HARPAGON, UN COMMISSAIRE, MAÎTRE JACQUES.
Maître Jacques, dans le fond du théâtre, en se retournant du côté par lequel il est entré.

Je m’en vais revenir. Qu’on me l’égorge tout à l’heure ; qu’on me lui fasse griller les pieds ; qu’on me le mette dans l’eau bouillante, et qu’on me le pende au plancher.

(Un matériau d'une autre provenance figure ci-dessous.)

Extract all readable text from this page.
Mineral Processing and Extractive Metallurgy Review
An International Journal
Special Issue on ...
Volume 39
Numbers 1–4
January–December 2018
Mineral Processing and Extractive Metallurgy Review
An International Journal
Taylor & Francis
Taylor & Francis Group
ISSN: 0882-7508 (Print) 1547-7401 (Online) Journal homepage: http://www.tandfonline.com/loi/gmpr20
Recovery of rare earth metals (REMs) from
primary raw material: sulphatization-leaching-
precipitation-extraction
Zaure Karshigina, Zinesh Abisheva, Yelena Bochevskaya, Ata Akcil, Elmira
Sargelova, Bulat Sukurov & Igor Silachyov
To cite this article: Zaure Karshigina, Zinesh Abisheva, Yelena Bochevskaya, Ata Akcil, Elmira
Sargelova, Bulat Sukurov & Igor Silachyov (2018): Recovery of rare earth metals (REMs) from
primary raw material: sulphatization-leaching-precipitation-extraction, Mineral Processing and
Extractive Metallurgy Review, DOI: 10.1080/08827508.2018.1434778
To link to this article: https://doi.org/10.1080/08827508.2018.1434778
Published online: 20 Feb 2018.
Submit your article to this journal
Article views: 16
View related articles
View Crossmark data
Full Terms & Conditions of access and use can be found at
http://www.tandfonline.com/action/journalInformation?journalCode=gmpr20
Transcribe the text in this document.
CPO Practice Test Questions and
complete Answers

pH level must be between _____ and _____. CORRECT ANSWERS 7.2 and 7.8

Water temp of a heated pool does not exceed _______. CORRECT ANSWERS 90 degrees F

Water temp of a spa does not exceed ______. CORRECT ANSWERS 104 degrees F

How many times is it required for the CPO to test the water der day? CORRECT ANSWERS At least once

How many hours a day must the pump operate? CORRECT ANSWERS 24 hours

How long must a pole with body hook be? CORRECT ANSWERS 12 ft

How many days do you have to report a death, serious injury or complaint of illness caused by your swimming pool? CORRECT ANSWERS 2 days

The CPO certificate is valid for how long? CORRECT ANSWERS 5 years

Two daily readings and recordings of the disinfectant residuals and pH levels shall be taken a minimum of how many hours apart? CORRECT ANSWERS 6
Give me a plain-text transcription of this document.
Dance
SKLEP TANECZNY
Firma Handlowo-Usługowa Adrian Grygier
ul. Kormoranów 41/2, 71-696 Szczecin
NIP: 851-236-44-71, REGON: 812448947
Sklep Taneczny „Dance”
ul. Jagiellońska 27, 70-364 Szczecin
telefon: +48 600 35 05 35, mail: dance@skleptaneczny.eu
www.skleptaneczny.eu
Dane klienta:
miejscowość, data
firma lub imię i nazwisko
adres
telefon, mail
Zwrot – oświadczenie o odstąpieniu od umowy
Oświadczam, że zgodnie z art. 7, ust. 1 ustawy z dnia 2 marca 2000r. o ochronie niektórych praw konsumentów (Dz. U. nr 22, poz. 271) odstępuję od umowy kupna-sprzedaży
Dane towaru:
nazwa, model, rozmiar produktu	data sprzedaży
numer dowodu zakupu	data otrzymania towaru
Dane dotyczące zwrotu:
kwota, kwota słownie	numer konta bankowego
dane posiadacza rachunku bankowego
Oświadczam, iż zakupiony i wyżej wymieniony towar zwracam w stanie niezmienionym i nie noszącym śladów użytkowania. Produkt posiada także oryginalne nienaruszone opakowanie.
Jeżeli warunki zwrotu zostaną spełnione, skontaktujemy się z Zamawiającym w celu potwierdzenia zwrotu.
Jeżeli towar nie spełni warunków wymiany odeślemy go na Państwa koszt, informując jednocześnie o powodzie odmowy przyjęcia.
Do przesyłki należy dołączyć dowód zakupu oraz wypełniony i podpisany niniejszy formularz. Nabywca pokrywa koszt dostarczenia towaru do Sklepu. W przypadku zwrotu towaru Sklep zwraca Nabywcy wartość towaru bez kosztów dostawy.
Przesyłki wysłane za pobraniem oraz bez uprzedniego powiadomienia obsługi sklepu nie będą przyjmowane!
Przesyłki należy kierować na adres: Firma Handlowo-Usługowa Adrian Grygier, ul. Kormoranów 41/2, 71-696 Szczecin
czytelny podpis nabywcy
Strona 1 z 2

Harpagon, à maître Jacques.

Qui ? celui qui m’a dérobé ?

Maître Jacques

Je parle d’un cochon de lait que votre intendant me vient d’envoyer, et je veux vous l’accommoder à ma fantaisie.

Harpagon

Il n’est pas question de cela ; et voilà Monsieur, à qui il faut parler d’autre chose.

Le commissaire, à maître Jacques.

Ne vous épouvantez point. Je suis homme à ne vous point scandaliser, et les choses iront dans la douceur.

Maître Jacques

Monsieur est de votre souper ?

Le commissaire

Il faut ici, mon cher ami, ne rien cacher à votre maître.

Maître Jacques

Ma foi, Monsieur, je montrerai tout ce que je sais faire, et je vous traiterai du mieux qu’il me sera possible.

Harpagon

Ce n’est pas là l’affaire.

Maître Jacques

Si je ne vous fais pas aussi bonne chère que je voudrois, c’est la faute de monsieur votre intendant, qui m’a rogné les ailes avec les ciseaux de son économie.

Harpagon

Traître ! il s’agit d’autre chose que de souper ; et je veux que tu me dises des nouvelles de l’argent qu’on m’a pris.